Elites et peuple au Pakistan

La Croix, 5 décembre 2007




Tout autour règne un climat de malaise et d’inquiétude et pourtant nous sommes nombreux à applaudir ces dizaines de lycéens qui chantent et dansent la diversité et la richesse de leurs régions. La célébration du 100ème anniversaire de la cathédrale Lahore dépasse l’anxiété générale dans lequel s’enfonce le Pakistan. Mgr Lawrence Saldanha, appuyé sur une canne, fragile et courageux, se lève et réaffirme l’opposition de l’épiscopat à l’état d’urgence. Nous sommes le 18 novembre 2007 et depuis le début du mois, règne dans le pays un d’état d’urgence militaire et policier.

Car au nom du bien commun, le Général Musharraf, Président du Pakistan viole la constitution en annonçant que le « pays est plus important que la constitution. ». Ainsi sont emprisonnés et victimes de mauvais traitements puis relâchés, non seulement les opposants politiques mais aussi les défenseurs des droits de l’homme. C’est pourquoi les élites, étudiants et membres de la société civile multiplient les manifestations. Même les juristes, journalistes, et les chaînes de télévision censurées résistent et protestent, Les élections législatives et régionales sont cependant convoquées pour le 8 janvier prochain. Selon les principaux partis politiques elles ne seront pas justes car ils ne peuvent les préparer normalement. Mais les partis fondamentalistes accroîtront-ils leur influence comme en 2002? La critique internationale est ample mais peu approfondie.

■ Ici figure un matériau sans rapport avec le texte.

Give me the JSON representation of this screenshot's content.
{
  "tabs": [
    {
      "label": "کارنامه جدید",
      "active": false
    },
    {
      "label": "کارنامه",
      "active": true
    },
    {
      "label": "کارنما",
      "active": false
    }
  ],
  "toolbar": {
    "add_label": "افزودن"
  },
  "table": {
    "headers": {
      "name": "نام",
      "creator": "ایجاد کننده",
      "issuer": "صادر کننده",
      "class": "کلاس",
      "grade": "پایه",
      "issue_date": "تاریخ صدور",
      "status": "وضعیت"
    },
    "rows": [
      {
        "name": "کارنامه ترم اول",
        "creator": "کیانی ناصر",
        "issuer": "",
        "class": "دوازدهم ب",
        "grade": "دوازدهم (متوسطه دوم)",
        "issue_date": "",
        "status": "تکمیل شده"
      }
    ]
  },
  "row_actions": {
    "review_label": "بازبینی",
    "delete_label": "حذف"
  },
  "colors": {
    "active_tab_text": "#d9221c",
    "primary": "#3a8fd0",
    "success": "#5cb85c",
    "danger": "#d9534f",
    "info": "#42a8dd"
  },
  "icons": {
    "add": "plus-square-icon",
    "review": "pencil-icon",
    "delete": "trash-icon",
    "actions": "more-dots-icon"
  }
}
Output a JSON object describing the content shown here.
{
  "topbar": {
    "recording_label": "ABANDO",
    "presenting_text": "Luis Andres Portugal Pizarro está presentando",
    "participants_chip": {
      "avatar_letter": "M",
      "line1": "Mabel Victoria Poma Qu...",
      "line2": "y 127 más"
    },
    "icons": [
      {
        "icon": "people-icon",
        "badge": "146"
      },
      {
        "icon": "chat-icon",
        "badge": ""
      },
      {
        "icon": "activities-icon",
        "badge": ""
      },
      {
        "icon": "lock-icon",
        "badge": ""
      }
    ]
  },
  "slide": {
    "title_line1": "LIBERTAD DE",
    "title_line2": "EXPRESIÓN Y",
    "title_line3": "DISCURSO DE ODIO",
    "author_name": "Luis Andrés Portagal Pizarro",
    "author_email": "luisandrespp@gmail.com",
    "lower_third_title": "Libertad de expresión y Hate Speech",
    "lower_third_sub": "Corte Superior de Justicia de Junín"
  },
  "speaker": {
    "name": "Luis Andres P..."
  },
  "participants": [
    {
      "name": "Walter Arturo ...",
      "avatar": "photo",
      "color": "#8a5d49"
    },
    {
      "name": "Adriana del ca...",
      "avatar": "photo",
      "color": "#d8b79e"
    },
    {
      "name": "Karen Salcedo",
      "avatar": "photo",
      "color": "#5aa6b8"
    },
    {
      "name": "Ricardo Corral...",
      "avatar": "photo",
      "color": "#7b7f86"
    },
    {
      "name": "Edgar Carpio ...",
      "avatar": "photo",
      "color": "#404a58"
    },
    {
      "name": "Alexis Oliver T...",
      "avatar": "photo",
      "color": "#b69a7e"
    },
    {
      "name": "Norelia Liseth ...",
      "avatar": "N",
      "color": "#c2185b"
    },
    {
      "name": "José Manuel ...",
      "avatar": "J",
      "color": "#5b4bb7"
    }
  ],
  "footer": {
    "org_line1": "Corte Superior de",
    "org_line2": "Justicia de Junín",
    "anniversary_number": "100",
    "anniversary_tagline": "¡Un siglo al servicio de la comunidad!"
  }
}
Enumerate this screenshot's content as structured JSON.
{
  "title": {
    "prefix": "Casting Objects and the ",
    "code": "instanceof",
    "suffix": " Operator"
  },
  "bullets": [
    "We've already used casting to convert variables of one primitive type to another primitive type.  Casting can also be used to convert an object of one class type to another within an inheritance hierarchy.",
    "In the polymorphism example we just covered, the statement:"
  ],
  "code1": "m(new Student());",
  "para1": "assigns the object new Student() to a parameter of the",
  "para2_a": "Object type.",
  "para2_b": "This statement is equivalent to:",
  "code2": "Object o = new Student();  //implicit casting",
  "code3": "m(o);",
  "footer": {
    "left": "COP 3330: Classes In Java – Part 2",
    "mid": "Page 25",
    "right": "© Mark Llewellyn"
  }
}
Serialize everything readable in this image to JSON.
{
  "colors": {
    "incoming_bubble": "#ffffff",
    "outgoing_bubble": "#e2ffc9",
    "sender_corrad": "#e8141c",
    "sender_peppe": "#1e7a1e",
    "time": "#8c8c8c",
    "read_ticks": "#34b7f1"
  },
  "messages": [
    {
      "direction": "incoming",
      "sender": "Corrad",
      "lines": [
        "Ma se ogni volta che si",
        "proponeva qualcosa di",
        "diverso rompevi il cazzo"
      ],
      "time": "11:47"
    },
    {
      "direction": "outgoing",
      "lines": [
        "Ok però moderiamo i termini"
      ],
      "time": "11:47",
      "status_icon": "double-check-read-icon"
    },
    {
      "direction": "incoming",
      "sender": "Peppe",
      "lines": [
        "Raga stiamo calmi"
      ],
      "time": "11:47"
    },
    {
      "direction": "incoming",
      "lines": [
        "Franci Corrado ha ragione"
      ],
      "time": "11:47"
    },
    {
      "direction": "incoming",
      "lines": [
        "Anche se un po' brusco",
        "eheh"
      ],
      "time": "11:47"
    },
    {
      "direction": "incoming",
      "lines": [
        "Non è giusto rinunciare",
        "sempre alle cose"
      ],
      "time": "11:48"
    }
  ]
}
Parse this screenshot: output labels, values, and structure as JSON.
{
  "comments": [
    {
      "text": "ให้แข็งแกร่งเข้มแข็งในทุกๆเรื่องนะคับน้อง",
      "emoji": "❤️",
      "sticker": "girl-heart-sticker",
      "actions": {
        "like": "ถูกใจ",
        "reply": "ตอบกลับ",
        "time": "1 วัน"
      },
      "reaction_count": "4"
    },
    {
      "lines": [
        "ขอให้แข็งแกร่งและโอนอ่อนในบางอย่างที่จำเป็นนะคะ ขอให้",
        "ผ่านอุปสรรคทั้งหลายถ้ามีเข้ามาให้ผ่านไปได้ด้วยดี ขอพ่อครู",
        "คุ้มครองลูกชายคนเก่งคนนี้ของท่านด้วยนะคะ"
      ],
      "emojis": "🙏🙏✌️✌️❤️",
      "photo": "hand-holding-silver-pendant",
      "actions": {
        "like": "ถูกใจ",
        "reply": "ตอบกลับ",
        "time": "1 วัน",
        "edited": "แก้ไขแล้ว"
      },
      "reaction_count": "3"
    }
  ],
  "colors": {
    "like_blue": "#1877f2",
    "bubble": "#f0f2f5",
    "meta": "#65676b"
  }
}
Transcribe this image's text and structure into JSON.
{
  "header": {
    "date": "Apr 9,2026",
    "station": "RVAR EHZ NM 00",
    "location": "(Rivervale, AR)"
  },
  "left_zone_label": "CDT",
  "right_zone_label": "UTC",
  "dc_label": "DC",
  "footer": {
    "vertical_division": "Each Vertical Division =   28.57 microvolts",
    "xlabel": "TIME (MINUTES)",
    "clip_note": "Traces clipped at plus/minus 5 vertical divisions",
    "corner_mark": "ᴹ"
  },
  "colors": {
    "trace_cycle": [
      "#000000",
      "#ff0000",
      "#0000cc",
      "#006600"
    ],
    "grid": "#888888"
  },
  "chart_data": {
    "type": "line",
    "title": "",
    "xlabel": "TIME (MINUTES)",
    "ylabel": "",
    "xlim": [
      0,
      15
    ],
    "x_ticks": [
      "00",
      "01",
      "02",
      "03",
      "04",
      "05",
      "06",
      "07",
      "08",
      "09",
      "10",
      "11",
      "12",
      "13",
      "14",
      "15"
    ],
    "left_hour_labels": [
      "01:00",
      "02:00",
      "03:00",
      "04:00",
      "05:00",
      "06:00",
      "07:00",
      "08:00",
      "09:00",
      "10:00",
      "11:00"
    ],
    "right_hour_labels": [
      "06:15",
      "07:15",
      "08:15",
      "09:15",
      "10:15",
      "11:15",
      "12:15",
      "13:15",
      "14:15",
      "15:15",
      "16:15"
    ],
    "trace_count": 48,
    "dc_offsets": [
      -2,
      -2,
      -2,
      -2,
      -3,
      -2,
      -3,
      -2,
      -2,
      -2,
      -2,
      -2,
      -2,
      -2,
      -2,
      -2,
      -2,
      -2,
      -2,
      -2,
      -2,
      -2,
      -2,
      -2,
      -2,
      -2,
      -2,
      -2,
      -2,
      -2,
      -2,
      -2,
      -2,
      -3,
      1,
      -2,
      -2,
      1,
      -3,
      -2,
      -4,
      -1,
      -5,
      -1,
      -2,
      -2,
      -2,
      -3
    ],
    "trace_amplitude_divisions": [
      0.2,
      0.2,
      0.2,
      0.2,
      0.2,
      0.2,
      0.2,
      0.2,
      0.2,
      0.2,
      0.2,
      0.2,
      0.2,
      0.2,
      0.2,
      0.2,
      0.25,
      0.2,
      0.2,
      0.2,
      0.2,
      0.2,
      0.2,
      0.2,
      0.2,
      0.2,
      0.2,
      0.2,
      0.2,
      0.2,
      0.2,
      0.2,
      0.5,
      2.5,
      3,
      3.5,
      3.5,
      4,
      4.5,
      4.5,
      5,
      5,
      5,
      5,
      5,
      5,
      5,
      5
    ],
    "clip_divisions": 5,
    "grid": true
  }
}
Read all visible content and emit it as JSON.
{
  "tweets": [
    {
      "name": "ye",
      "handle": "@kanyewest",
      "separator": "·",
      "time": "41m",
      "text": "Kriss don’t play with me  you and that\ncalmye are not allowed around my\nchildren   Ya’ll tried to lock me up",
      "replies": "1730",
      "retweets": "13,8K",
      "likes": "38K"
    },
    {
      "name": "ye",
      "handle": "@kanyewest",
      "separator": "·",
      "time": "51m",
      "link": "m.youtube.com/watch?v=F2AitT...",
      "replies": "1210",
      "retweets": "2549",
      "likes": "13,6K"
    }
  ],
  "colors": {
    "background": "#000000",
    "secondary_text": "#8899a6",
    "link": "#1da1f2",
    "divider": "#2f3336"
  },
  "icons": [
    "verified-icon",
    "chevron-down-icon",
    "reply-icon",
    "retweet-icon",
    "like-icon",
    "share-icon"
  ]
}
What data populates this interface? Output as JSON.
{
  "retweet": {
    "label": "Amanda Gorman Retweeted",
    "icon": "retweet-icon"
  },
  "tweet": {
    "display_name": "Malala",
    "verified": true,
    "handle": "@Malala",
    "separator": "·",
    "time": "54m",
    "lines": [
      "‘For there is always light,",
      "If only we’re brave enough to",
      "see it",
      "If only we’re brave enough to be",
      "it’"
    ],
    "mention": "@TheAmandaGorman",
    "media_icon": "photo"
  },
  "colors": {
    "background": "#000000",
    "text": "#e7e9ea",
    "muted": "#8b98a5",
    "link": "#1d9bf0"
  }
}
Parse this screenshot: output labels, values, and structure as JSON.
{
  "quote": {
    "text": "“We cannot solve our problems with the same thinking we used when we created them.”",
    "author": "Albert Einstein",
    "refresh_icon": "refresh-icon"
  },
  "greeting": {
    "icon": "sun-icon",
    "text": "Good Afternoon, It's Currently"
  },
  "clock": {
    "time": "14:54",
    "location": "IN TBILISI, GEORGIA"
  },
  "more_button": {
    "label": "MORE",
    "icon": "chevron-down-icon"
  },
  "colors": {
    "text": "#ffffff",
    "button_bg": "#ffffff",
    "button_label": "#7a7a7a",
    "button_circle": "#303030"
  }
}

Cependant l’immense majorité des Pakistanais est loin de tout cela. Du Nord au Sud les millions de pauvres marginalisés, victimes du sous développement ou exploités par les grands propriétaires fonciers souvent politiciens, tentent de survivre alors qu’il n’y a ni services de santé ni écoles. Le Directeur de la Caritas de Karachi dit : « La priorité absolue des populations pauvres de ces régions est leur minimum vital : l’accès à la nourriture et aux autres besoins essentiels. Dans ces régions perdues ils n’ont ni électricité ni eau potable. Ils n’ont pas de motifs pour penser à la situation politique du Pakistan. »


Et alors que l’attention du monde entier se concentre sur les joutes des élites et de l’armée, le même Général Musharraf poursuit sa politique contradictoire envers les minorités tribales telles les opérations militaires de nettoyage de la vallée de Swat, au Nord Ouest d’Islamabad, contrôlée par des guérillas fondamentalistes. Des centaines de familles fuient les villages bombardés de cette région montagneuse, agricole et touristique.

Plutôt que de participer ainsi à la « guerre contre la terreur » au service des Etats-Unis, un vrai gouvernement démocratique devrait négocier avec les Pashtouns installés depuis bien longtemps sur la ligne de frontière arbitraire avec l’Afghanistan et qui n’acceptent pas plus aujourd’hui qu’hier la présence étrangère.

Imran Khan, ancien capitaine de l’équipe pakistanaise de cricket -une idole - aujourd’hui homme politique, lui aussi emprisonné durant quelques jours, écrit dans « The Sun » de Lahore le 22 novembre : « Un gouvernement pakistanais souverain doit faire comprendre aux Etats-Unis qu’il n’y a pas de solution militaire en Afghanistan. Plus les bombardements aériens tueront des innocents Pashtouns, plus les Talibans recruteront : la vengeance est un trait de leur caractère. Les Américains doivent comprendre que pour capturer ou tuer deux ou trois mille « Alquaidistes », ils prennent le risque de voir se tourner contre eux dans les régions tribales du Pakistan un million d’homme pashtouns, armés, habitués à la guérilla. Lorsque les terroristes deviennent des combattants de la liberté et des héros pour le peuple qui les a engendrés, l’histoire nous apprend que la bataille est perdue. Pour apporter la paix dans les régions tribales nous devons nous référer à l’expérience des Anglais (au 19ème siècle) qui y avaient développé un système efficace de négociations avec les assemblées d’anciens tout en finançant les tribus». Les premiers gouvernements l’avaient fait.




Le Pakistan a besoin d’une légitimité politique pour faire face au risque d’une guerre civile, de guerres civiles. Les menaces sont grandes et la baisse de la natalité va générer des tensions comme chaque fois que les systèmes de valeurs sont bouleversés. Les actions de l’Eglise via le réseau des Caritas sont au plus près des populations de ce pays qui payent un lourd tribu à une politique qui devient barbare quand elle oublie que sa responsabilité est essentiellement le bien commun.